Tuvo Fernando la desgracia, en aquella edad juvenil, pero ya no de la imprevisión, de rodearse de consejeros imprudentes Que su esposa María Antonia se adhiriera á su partido y á sus intereses y cooperara activa y eficazmente con él á la caída del privado, nada más natural ni más razonable. Pero los medios que para ello empleó no podían ser ni más impolí ticos ni más propios para atizar, cuando más para apagar, el fuego de la discordia. Por derribar al valido atribuía proyectos criminales á los padres de su esposo, y á su vez era ella acusada de planes no más inocentes contra sus soberanos. Conspirando desde el palacio de Madrid en favor de los ingleses, enemigos entonces de España, y contra Napoleón, aliado entonces de los monarcas españoles, descubierta por el emperador su correspondencia secreta con su madre la reina de Nápoles en que esto constaba, hizo á Napoleón más enemigo de Fernando á quien quería salvar, y más amigo de Godoy á quien intentaba destruir. Murió la joven princesa de Asturias dejando en peor estado la causa de su marido.

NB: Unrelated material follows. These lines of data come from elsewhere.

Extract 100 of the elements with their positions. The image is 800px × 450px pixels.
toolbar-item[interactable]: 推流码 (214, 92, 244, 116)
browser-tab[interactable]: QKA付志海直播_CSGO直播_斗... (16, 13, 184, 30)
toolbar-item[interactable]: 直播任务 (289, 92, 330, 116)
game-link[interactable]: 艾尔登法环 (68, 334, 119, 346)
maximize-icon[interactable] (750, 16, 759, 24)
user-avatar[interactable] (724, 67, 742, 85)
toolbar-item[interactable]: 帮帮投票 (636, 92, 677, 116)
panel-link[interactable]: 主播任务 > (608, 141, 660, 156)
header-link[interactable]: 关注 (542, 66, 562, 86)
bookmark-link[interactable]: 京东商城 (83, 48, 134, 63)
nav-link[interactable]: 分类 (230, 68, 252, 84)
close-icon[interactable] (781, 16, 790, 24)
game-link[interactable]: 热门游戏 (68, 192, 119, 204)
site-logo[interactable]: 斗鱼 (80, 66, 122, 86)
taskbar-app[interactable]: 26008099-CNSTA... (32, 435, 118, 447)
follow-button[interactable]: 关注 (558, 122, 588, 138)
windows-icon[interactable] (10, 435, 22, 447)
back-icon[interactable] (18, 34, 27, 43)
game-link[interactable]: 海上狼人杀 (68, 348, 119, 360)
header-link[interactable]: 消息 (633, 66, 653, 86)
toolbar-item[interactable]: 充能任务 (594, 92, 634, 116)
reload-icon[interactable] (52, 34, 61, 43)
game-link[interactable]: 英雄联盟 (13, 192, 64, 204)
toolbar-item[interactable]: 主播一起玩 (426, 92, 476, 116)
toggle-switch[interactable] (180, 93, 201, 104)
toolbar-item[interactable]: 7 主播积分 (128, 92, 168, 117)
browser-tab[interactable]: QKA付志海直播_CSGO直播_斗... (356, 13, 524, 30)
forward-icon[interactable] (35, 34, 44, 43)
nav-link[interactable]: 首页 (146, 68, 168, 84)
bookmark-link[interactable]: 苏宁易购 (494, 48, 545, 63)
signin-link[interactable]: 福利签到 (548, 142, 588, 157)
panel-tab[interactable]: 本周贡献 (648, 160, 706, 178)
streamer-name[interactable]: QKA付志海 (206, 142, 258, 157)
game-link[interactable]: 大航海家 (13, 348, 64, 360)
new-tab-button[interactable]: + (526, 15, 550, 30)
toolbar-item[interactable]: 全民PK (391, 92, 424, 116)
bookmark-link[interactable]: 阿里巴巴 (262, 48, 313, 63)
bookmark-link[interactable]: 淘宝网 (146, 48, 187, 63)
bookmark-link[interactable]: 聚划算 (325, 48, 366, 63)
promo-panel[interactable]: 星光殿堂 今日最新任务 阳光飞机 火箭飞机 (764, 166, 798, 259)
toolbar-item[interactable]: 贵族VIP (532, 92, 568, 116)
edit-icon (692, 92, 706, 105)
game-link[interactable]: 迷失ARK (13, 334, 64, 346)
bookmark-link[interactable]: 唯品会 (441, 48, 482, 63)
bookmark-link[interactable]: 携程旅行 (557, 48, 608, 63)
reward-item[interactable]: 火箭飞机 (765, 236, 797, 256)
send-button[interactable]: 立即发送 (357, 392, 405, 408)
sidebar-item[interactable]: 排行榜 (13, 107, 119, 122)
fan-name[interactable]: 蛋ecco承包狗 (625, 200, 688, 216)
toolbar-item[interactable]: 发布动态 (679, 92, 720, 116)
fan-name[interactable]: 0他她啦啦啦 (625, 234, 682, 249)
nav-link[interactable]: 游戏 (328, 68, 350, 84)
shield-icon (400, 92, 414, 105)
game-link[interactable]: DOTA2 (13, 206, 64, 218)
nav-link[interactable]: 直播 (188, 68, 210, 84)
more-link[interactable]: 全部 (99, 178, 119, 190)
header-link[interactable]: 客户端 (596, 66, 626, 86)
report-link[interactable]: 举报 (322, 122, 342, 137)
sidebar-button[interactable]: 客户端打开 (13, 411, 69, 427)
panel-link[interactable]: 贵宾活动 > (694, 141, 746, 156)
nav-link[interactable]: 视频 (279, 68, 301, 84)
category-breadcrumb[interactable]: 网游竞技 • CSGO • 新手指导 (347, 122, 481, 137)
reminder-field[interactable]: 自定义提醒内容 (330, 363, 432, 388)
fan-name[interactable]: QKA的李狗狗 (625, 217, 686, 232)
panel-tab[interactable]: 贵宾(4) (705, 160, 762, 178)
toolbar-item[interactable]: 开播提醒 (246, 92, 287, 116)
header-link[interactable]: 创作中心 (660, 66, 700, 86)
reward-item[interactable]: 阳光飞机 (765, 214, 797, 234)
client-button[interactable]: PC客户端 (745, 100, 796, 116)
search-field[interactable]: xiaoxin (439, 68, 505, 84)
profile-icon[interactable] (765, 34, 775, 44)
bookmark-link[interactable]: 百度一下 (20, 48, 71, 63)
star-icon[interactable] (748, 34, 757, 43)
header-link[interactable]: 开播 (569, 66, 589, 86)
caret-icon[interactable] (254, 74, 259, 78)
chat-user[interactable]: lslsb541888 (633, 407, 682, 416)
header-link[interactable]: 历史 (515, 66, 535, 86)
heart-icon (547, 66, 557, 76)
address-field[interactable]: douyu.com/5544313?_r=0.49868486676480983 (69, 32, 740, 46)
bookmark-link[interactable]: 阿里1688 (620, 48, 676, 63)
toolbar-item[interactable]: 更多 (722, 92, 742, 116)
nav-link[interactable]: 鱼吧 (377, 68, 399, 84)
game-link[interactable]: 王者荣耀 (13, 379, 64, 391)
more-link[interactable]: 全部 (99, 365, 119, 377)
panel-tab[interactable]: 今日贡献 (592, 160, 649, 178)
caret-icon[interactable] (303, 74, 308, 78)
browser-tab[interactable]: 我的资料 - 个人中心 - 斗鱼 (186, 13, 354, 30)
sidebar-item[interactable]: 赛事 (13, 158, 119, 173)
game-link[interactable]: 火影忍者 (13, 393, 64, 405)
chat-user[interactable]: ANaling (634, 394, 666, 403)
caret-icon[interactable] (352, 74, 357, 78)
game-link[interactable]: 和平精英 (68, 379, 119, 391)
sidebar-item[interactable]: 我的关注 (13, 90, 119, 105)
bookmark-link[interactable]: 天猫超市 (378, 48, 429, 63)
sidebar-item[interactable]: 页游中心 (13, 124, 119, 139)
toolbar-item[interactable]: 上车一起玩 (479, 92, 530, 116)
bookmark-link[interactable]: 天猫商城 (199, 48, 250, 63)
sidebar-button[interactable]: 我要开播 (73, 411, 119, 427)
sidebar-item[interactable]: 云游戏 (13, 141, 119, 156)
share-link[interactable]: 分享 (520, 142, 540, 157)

El canónigo Escoiquiz, el ayo y maestro de Fernando, su consejero y confidente más íntimo, y el jefe y como caudillo de sus partidarios, con infulas de hombre de letras, porque tenía algunas más que otros de los de su bando, con pretensiones de político, y con la presunción de poder ser un Fenelón de príncipes, era una de esas presuntuosas medianías, de esos hombres seudos-sabios que parecen destinados á convertir en malas las mejores causas, y á perder á los que por debilidad ó por escasa penetración tienen la desgracia de tomarlos por Mentores. Por su consejo se trocó indiscreta y repentinamente la política de Fernando de inglesa en francesa; él fué el instigador de las inteligencias secretas del príncipe de Asturias con el embajador francés, el consejero de la petición de una princesa de Francia para esposa, el inspirador de las humillaciones, y el

autor de las bochornosas cartas al emperador; él quien preparó y urdió la malhadada conjuración del Escorial; él quien dictó los mal pergeñados documentos que revelaban la conjura; y él en fin quien guió constantemente al príncipe por las enmarañadas y escabrosas sendas que le condujeron al precipicio, y le hubieran sepultado perpetuamente en el abismo si no le sacara de él la atrevida resolución y el robusto brazo del pueblo. Hemos hallado pocos consejeros de príncipes tan pretensiosos como el arcediano Escoiquiz, y pocos de más pobre y desventurado aconsejar. Y era el que des collaba en ingenio y travesura entre los confidentes de Fernando: por esta medida podrá juzgarse la talla de los demás,

Mirárase pues á la corte de los reyes padres; volviéranse los ojos á la cámara del príncipe heredero, ni en una ni en otra se encontraba elemento sano: non erat in ea sanitas. Vióse esto de un modo tangible en el miserable y afrentoso drama del Escorial. Por desdicha no es un suceso nuevo ni en la historia del mundo ni en los fastos de la de España descubrirse la conspiración de un príncipe contra su propio padre y saberano, y en las mismas celdas de aquel severo monasterio se había realizado cerca de tres siglos hacía una tragedia misteriosa y horrible entre un padre y un hijo, entre un soberano y un príncipe heredero. Celebramos de todo corazón que el drama del siglo XIX no tuviera el desenlace trágico que tuvo el del siglo XVI. Tampoco lo merecía: eran otros los personajes, otros los caracteres, otros los tiempos. Ni el príncipe Fernando de Borbón era el avieso príncipe Carlos de Austria, ni el rey Carlos IV era el inexorable e impasible Felipe II, ni al delito tardó ahora en seguir el arrepentimiento, ni era un criminal imperdonable el que sugerido por consejeros y maestros desacordados é hipócritas, á quienes tenía por virtuosos y sabios, acaso creyera legítimos los medios por la utilidad de los fines.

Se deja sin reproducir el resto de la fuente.